Furthermore, $\phi_R$ vanishes outside of the ball $B(0,2R)$, so our bound really only depends on the values of $\phi_R$ inside the ball.
The chain rule gives
$$|\partial_j \phi_R(x)| = |\partial_j \big(\phi\left(|x|/R\right)| \big) = |\partial_j \phi(|x|/R)| \cdot \frac{1}{R}. $$
where the equalities follow since we are taking the absolute value anyway (otherwise there could be problems with the signs).

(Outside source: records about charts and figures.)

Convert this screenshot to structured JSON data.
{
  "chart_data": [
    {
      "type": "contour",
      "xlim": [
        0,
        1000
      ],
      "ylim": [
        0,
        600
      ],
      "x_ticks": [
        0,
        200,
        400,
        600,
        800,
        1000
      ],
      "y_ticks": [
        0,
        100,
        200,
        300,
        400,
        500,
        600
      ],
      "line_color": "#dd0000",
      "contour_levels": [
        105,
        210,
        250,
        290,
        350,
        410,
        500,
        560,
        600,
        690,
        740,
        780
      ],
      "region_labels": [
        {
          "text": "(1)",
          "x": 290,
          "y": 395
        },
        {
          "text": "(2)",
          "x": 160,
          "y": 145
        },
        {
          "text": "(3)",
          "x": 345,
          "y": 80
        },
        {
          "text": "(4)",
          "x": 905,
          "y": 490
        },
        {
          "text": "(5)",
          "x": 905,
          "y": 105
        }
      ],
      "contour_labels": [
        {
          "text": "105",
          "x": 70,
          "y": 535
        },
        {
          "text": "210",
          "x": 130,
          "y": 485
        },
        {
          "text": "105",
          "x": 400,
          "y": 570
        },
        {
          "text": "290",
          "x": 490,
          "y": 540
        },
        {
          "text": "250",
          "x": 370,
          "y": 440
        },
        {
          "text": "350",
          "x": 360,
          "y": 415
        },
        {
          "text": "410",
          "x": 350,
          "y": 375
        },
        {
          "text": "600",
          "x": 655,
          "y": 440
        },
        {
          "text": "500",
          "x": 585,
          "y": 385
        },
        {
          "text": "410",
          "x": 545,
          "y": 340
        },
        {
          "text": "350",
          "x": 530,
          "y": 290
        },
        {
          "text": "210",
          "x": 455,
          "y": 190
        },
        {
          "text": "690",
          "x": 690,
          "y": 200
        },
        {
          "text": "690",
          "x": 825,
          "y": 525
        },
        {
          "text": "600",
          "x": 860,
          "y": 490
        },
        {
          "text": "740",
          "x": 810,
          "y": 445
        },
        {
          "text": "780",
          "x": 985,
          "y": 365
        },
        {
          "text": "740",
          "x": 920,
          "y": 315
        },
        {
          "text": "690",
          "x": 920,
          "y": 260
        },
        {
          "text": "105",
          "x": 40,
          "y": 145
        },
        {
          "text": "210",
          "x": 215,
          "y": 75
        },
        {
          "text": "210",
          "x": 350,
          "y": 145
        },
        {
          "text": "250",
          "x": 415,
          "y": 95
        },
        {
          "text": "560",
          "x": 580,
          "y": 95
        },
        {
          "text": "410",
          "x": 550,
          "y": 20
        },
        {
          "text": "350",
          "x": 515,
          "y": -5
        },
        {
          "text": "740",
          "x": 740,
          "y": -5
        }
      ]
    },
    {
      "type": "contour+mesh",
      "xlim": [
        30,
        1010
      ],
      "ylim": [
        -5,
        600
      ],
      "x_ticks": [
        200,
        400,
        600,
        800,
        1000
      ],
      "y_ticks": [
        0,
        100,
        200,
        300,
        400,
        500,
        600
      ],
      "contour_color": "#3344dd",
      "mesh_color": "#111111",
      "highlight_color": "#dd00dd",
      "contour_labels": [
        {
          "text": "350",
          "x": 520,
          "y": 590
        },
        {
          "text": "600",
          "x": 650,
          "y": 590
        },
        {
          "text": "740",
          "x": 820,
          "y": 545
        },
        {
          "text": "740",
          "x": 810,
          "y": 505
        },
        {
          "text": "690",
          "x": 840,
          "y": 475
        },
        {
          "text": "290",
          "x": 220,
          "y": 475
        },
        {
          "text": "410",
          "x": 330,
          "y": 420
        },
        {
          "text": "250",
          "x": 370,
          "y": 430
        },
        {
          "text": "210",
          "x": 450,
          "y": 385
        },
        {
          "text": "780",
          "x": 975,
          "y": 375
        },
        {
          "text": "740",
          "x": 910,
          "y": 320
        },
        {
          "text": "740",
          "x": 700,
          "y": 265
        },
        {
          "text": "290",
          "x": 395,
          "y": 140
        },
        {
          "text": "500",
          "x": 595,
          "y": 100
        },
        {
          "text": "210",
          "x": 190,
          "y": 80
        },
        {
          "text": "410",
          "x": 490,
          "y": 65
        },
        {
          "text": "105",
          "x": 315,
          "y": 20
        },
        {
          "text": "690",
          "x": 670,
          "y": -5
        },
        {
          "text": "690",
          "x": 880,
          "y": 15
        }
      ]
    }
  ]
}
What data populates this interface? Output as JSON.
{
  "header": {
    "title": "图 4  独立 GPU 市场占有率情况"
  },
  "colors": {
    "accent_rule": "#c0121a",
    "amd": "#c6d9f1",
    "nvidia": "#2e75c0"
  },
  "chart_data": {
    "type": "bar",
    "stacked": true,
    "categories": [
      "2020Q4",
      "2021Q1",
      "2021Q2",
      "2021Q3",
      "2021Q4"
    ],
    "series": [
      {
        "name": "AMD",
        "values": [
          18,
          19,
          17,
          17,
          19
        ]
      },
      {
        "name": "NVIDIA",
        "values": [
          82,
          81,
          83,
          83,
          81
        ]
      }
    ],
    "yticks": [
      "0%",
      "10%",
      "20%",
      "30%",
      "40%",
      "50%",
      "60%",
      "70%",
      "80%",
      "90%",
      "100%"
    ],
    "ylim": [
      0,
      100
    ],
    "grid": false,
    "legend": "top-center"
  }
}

Now since $\phi \in C^1_c$, all of its partial derivatives are in particular continuous, and hence bounded on the compact set $B(0,2R)$, so that $|\partial_j \phi(|x|/R)| \leq C_j$ for each $j = 1, \ldots, N$.
Hence,
$$ |\nabla \phi_R| \leq \sum_{j=1}^N |\partial_j \phi_R| \leq \sum_{j=1}^N \frac{C_j}{R} = \frac{C}{R}, $$
with $C = \sum_{j=1}^N C_j.$
A: Choose $\epsilon>0$, and use the construction given here and use $$\phi(x)= f\left(\frac{|x|}{R}\right).$$ The gradient is bounded by $\frac{1+\epsilon}R$.